А на пятнадцатый день пришла пора возвращаться в Париж. Пить нельзя – с запахом в самолёт не пускают. И самое страшное – надо тащить две огромные сумки, набитые чурчхелами, банками с вареньем, бутылками с ткемали, сушёным реханом, специями, пряностями! И сдать их в багаж нельзя – разобьются, надо волочить с собой в самолёт. Лететь долго: вначале из Тбилиси до Москвы, там с аэродрома на аэродром, оттуда в Париж. А у него – алкогольная интоксикация! Отвратительный запах чачи прёт изо всех пор, а воды, чтобы толком помыться, нет – летом в городе, как всегда, перебои. И лететь, часами скорчившись, сжатый со всех сторон!..
Он сидел в самолёте красный от стыда, зашуганный, в последнем ряду, возле стенки туалета, из-за которой то и дело раздавались водопадные утробные звуки спускаемой воды. Пот, дрожь, сопли, на губе вылез огромный герпес, лишив его дара речи. Желёзки на шее вздулись, как у жабы. Люди с передних сидений оборачивались на него, а соседи отстранялись, как могли. Вдобавок в жаре пустили коктейль запахов проклятые пряности! И все знали, что вонью несёт из его сумок, которые он немощными руками, пряча глаза, долго запихивал в отсек при посадке под тихие презрительные разговоры за спиной:
– На эту обезьяну посмотри!
– Чмо болотное!
– Как таких в самолёт пускают!
Эта дорога отпечаталась в его мозгу как нечто бесконечно ужасное, когда он понял, что ад – это лабиринт: идёшь бесконечно, а по бокам всюду – слепые тупики. И главное – ад не кончается! Но всё равно надо брести и как-то жить…
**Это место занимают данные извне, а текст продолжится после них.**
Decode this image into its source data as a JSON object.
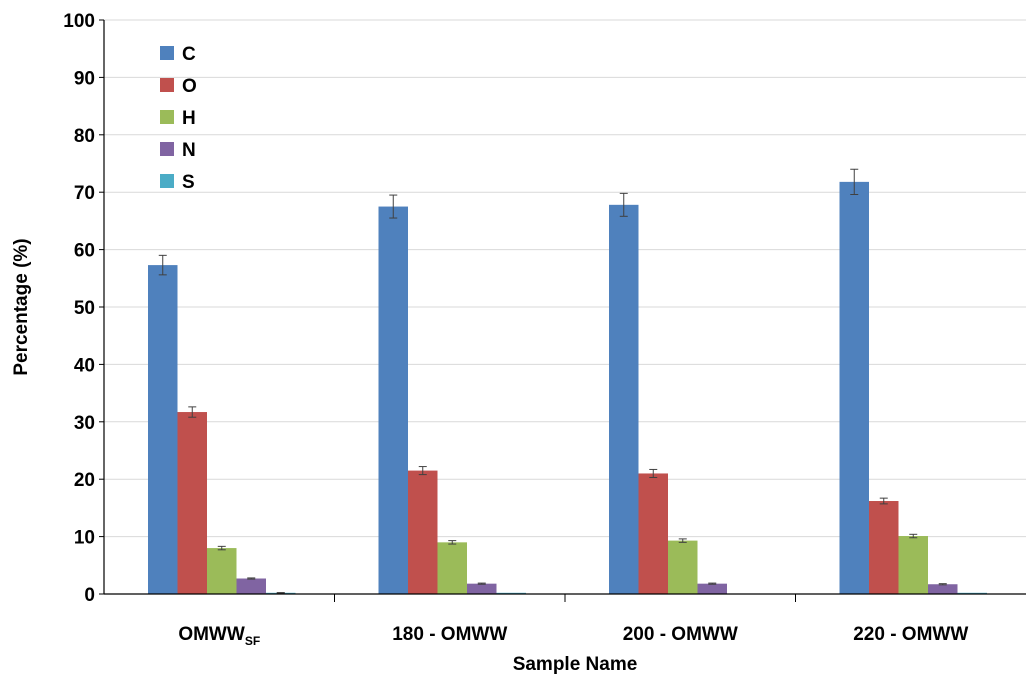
{
  "chart_data": {
    "type": "bar",
    "categories": [
      {
        "main": "OMWW",
        "sub": "SF"
      },
      {
        "main": "180 - OMWW",
        "sub": ""
      },
      {
        "main": "200 - OMWW",
        "sub": ""
      },
      {
        "main": "220 - OMWW",
        "sub": ""
      }
    ],
    "series": [
      {
        "name": "C",
        "color": "#4f81bd",
        "values": [
          57.3,
          67.5,
          67.8,
          71.8
        ],
        "errors": [
          1.7,
          2.0,
          2.0,
          2.2
        ]
      },
      {
        "name": "O",
        "color": "#c0504d",
        "values": [
          31.7,
          21.5,
          21.0,
          16.2
        ],
        "errors": [
          0.9,
          0.7,
          0.7,
          0.5
        ]
      },
      {
        "name": "H",
        "color": "#9bbb59",
        "values": [
          8.0,
          9.0,
          9.3,
          10.1
        ],
        "errors": [
          0.3,
          0.3,
          0.3,
          0.3
        ]
      },
      {
        "name": "N",
        "color": "#8064a2",
        "values": [
          2.7,
          1.8,
          1.8,
          1.7
        ],
        "errors": [
          0.1,
          0.1,
          0.1,
          0.1
        ]
      },
      {
        "name": "S",
        "color": "#4bacc6",
        "values": [
          0.2,
          0.1,
          0.0,
          0.1
        ],
        "errors": [
          0.05,
          0.0,
          0.0,
          0.0
        ]
      }
    ],
    "title": "",
    "xlabel": "Sample Name",
    "ylabel": "Percentage (%)",
    "ylim": [
      0,
      100
    ],
    "yticks": [
      0,
      10,
      20,
      30,
      40,
      50,
      60,
      70,
      80,
      90,
      100
    ],
    "grid": true,
    "legend": "top-left"
  }
}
С утра Кока угрюмо уселся играть в шахматы с двухсоткиловым толстяком Дитером – тот всё время трогал и ворошил свои жиры. Это было нестерпимо скучно: толстяк играл плохо, да и Кока порядком подзабыл тонкости шахматного боя. Самое унылое дело – играть в дурдоме в шахматы с полудурком, который путает ходы и всё время говорит о своём геморрое!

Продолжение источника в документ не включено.